Desde que Milton Friedman sentenciara en 1970 que la única misión de la empresa es, dentro de la ley y la regulación (cuanto menos mejor), el beneficio, la filosofía empresarial predominante se había olvidado de que hay otros propósitos no incompatibles con este, incluso dependientes de este, que van mucho más de eso que en tiempos más recientes se vino en llamar la Responsabilidad Social Corporativa (la RSC). Están surgiendo voces muy autorizadas reclamando un giro. Una ha sido Colin Mayer, de la Escuela de Negocios Said de la Universidad de Oxford, con su influyente libro Prosperity, que ha recibido un apoyo abierto desde las páginas de ese templo del capitalismo que es el Financial Times. Sin empresas (“una de las más notables innovaciones humanas”, según Martin Wolf), este actual mundo no funcionaria. La filosofía empresarial predominante ha de rectificar ese rumbo friedmaniano, por razones humanas, sociales, económicas e incluso empresariales y de supervivencia. Es una reflexión en marcha, pero sin garantías de resultados, tras la sacudida de la crisis que empezó en 2008 y sus devastadoras consecuencias sociales.
Para Friedman, que una empresa buscara otra cosa que el beneficio, era “socialismo puro y no adulterado”, y es lo que ha definido el capitalismo, especialmente el anglosajón, desde entones y sobre todo desde las desregulaciones de los años 80 del siglo pasado. Pero la friedmanía ha llegado a su extremo, a su paroxismo, no con la búsqueda del beneficio, sino con su maximización a toda costa, en provecho de los accionistas (muchos son fondos de inversión, incluidos de pensiones), y de las pagas para los gestores y consejos de administración. En el camino, se olvidaron otros propósitos (purpose en inglés) o finalidades. La empresa ha de velar por el provecho de sus accionistas, sí, pero también por los que comparten su quehacer y sus intereses, los stakeholders, desde los empleados a los consumidores de sus productos o servicios, las sociedades, el país y el mundo: los stakeholders frente a los shareholders (accionistas). La RSC está ya dando paso a una responsabilidad mucho más amplia: social, medioambiental, y de gobernanza. Se acerca más a un concepto tan específicamente japonés como el de sampo-yoshi que implica que la empresa debe satisfacer y beneficiar a tres, al menos: al productor y vendedor, al comprador y a la sociedad en su conjunto.
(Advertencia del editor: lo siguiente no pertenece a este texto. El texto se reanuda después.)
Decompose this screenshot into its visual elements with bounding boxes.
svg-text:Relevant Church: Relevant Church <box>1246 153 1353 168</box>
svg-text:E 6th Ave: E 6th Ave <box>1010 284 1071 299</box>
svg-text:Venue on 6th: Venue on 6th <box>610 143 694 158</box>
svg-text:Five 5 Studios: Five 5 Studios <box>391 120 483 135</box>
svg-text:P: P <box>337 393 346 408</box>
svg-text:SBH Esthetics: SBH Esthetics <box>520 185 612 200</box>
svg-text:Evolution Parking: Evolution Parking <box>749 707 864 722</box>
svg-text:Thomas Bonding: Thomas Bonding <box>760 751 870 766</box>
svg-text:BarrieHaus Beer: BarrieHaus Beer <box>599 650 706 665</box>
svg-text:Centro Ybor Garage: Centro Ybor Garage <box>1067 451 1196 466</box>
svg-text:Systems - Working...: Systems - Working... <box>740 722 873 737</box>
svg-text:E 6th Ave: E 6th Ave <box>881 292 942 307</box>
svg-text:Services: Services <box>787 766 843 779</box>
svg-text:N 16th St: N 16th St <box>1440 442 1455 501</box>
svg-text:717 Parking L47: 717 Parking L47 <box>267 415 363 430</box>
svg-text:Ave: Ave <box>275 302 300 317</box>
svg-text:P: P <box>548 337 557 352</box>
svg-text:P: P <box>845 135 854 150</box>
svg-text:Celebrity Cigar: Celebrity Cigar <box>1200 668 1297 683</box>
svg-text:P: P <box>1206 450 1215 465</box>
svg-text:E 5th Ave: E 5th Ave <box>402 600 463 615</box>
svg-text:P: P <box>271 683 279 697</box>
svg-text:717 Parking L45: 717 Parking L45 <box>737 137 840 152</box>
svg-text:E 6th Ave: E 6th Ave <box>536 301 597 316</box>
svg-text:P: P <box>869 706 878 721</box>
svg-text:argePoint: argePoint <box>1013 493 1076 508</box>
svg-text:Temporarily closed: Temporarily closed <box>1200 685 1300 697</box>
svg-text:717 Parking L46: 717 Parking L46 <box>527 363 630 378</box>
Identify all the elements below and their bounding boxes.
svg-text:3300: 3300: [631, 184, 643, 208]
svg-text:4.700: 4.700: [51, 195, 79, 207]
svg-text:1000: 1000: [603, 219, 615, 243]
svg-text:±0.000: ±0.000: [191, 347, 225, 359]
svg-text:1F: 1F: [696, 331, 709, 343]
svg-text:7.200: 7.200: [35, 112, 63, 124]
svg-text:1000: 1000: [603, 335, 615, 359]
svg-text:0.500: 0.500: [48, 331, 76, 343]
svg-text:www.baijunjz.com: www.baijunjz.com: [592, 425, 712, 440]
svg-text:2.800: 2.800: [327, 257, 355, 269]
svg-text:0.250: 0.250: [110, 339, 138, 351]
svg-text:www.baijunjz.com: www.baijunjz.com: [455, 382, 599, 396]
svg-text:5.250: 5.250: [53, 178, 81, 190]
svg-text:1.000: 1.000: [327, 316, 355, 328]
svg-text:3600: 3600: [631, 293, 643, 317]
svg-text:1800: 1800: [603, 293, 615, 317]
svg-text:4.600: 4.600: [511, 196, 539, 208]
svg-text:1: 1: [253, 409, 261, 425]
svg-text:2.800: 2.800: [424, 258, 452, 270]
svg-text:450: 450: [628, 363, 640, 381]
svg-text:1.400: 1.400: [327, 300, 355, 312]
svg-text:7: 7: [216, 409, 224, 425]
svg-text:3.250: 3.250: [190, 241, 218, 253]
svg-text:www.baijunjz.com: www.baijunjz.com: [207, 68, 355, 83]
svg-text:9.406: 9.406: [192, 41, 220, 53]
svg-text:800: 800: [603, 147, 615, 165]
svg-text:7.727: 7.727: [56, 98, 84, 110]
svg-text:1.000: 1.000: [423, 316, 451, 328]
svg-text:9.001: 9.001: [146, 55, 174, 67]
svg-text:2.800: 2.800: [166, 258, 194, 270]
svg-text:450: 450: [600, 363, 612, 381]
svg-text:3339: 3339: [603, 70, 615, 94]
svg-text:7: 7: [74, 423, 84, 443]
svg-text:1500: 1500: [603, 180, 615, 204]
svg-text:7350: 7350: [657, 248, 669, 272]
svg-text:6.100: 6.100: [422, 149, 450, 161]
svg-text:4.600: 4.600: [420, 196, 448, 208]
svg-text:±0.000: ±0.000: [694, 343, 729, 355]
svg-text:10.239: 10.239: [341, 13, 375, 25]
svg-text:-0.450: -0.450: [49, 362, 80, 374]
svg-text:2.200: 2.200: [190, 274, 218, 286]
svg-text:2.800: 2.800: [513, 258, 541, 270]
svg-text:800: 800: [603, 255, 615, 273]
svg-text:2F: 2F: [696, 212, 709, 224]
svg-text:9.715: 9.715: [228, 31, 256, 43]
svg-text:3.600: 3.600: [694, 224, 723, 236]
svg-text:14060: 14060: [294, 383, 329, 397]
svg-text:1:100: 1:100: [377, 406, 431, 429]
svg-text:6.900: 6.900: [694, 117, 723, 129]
Es un tema que ha estado muy presente la semana pasada en el Foro Económico Mundial en Davos, donde incluso se habló de cómo la Cuarta Revolución Industrial debe llevar a una Cuarta Revolución Social (que puede desbloquear 3,7 billones de dólares de valor económico hasta 2025). Larry Fink, presidente de la gran inversora Blackrock (6,3 billones de dólares de activos), ya lo advirtió en su carta a sus accionistas y CEOs de las empresas en las que invierte, el año pasado, cuando abogó por una misión social de estas empresas que han de dedicar más atención a sus empleados y a la innovación. De nuevo en su misiva a principios de 2019, ha señalado que “el propósito unifica a los gestores, empleados y comunidades. Impulsa el comportamiento ético y crea un control esencial de las acciones que van en contra de los mejores intereses de los stakeholders. El propósito guía la cultura, proporciona un marco para la toma de decisiones coherentes y, en última instancia, ayuda a mantener los rendimientos financieros a largo plazo para los accionistas de la empresa”.
El beneficio es una pre-condición para algunos propósitos -por ejemplo para la independencia de un medio de comunicación, como este. Necesario, pero en ningún modo suficiente, sobre todo cuando hay una obsesión por su maximización a costa de otros elementos. “Hemos perdido la confianza en las corporaciones para cuidar de nuestros intereses”, estima Mayer, para el cual restablecerla “es uno de los temas más importante de nuestro tiempo”, pues “estamos en la frontera entre la creación y el cataclismo”. El subtitulo de su libro es “mejores negocios hacen mayor bien”. Mayer insiste en la idea de “propósitos”, y pide que las empresas los declaren públicamente. Aunque, claro, si el beneficio es cuantificable, los buenos propósitos, mucho menos. Y ¿qué decir de los malos, pues también se dan?
La izquierda debería tener una idea, una teoría de la empresa, más desarrollada. Y las empresas mirar a lo público con menos recelo, pues se aprovechan de ello. Dani Rodrik señala que “las empresas grandes y productivas tienen un papel crítico que desempeñar”, pero deben reconocer que su éxito depende de los bienes públicos que sus gobiernos nacionales y subnacionales suministran- todo, desde la ley y el orden y las normas de propiedad intelectual hasta la infraestructura y la inversión pública en habilidades e investigación y desarrollo. A cambio, deben invertir en sus comunidades locales, proveedores y mano de obra, no como responsabilidad social corporativa, sino como actividad principal. Claro que cada vez más bienes públicos (globales o no) se generan desde empresas privadas.
La empresa está en el centro y lo estará aún más, pues la cooperación público-privada va a ser aún más necesaria. Especialmente si como calcula el Banco Interamericano de Desarrollo a partir de los 30 años, un 80% de lo que se aprende, se aprende en el trabajo y se cumple el vaticinio del Foro Económico Mundial de que para 2022, todos deberemos dedicar a estudiar y a aprender cosas nuevas 101 días al año. Si a ello sumamos que la automatización y la Inteligencia Artificial -y por tanto el capital- están ya pesando más, el papel de las empresas y del capital se va a incrementar en la gestión de las transiciones en las que estamos inmersos. Aunque lo público seguirá pesando.
Todo lleva a repensar la empresa tras estos 50 años de prevalencia del pensamiento de Friedman, en unas condiciones y ante unos retos muy diferentes. Equivale a rediseñar el o los capitalismos. Como decíamos al principio, nada garantiza esta transformación. Pero el debate puede resultar creativo y positivo.